The United States has issued travel warnings to its citizens for Lebanon and Turkey due to concerns over possible violence in those countries.

The State Department has also authorized its nonessential employees to leave both nations because of potential threats against U.S. facilities.

The U.S. says the steps are being taken out of an abundance of caution. The warnings were issued as the Obama administration and U.S. Congress consider possible military strikes on Syria.

A statement recommends Americans defer travel to the southeastern part of Turkey, which borders Syria. It also says there is an increased possibility of attacks against U.S. citizens in Lebanon, where extremist groups such as Hezbollah operate.

Non-emergency American personnel and their families were ordered to leave Lebanon's capital, Beirut, and those remaining were advised to limit travel within the country.

A spokeswoman for the State Department, Marie Harf, said the United States would continue to assess the situation and make adjustments to the security status as warranted.

"Our preference is always, of course, to have our folks on the ground and I would know also that the consular services are still happening in Adana and in Beirut, we're just drawing down some personnel. So if we have some additional decisions to make we certainly will and it's an issue that everyone here is very clearly focused on as we go forward. Our security of our people and our facilities in the region is of utmost concern to everyone here."

Harf said she was not aware of any specific threats.

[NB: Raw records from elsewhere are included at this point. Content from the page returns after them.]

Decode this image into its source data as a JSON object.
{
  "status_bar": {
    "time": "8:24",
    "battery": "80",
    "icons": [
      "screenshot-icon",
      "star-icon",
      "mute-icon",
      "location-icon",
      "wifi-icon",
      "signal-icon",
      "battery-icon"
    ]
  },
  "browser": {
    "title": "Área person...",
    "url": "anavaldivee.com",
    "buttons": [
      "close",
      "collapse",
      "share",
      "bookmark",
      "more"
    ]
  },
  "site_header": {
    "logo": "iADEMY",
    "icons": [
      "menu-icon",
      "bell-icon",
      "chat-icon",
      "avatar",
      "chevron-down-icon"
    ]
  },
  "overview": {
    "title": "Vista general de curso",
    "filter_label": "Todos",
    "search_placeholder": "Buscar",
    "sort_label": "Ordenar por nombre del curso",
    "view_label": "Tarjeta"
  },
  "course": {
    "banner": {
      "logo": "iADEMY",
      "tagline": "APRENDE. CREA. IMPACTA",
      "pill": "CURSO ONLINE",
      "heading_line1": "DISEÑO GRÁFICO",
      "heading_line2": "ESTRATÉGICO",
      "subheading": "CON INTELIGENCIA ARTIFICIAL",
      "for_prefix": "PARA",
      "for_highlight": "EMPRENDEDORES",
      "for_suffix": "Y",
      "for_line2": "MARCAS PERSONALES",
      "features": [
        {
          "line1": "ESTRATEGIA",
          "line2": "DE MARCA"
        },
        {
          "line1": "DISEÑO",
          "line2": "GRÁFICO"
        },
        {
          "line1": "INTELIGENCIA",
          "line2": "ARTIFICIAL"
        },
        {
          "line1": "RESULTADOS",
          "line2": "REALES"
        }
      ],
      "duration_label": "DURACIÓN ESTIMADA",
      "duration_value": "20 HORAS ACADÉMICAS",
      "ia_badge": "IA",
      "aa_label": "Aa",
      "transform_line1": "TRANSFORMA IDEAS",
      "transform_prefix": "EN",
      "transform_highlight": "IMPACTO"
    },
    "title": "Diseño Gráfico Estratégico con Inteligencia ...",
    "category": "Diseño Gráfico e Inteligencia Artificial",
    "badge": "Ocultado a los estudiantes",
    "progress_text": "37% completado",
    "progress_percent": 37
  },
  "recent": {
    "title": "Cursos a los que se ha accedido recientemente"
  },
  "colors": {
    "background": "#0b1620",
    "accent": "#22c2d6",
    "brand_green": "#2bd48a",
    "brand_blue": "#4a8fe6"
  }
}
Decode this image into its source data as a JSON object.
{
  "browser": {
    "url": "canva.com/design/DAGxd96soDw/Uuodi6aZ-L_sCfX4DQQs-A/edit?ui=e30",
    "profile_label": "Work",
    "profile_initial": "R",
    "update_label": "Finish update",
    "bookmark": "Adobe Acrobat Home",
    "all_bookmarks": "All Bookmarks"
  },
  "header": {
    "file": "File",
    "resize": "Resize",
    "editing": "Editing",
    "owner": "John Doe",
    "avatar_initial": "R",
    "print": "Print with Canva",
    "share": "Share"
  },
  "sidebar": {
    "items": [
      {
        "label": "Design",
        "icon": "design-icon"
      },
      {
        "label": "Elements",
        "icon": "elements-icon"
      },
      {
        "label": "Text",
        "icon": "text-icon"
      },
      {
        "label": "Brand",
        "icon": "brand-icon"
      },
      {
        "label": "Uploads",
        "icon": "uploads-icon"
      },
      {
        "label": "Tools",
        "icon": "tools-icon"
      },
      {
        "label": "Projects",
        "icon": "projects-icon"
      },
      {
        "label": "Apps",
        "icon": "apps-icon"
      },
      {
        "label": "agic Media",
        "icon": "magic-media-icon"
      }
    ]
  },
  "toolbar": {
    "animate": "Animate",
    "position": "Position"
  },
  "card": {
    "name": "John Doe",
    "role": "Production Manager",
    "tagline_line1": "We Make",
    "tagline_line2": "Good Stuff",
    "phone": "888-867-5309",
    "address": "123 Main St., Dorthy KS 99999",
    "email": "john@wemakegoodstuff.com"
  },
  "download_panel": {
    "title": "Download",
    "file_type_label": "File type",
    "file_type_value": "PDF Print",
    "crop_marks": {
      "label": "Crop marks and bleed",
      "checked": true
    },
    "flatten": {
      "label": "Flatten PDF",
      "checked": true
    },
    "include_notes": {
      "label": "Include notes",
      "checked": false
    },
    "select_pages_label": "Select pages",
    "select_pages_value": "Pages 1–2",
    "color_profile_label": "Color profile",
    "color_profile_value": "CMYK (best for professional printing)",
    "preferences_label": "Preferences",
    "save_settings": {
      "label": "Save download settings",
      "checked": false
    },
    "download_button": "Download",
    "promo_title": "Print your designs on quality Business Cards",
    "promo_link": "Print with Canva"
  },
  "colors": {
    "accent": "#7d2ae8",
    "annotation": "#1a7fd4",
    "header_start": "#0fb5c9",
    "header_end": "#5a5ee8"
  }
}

The U.S. is considering military action against Syria in retaliation for the Syrian government's suspected use of chemical weapons near Damascus. The Syrian government has threatened retaliatory action for any foreign attack on its territory.

Several other countries have warned their citizens to avoid traveling to Lebanon whose divided communities could take sides in the Syrian conflict.

The United Nations has withdrawn some of its staff from Syria. But its humanitarian agency continues to deliver aid to Syrian refugees. U.N. humanitarian chief Valerie Amos said Friday the agency is preparing contingency plans for a possible increased flow of refugees ahead of expected military strikes against Damascus.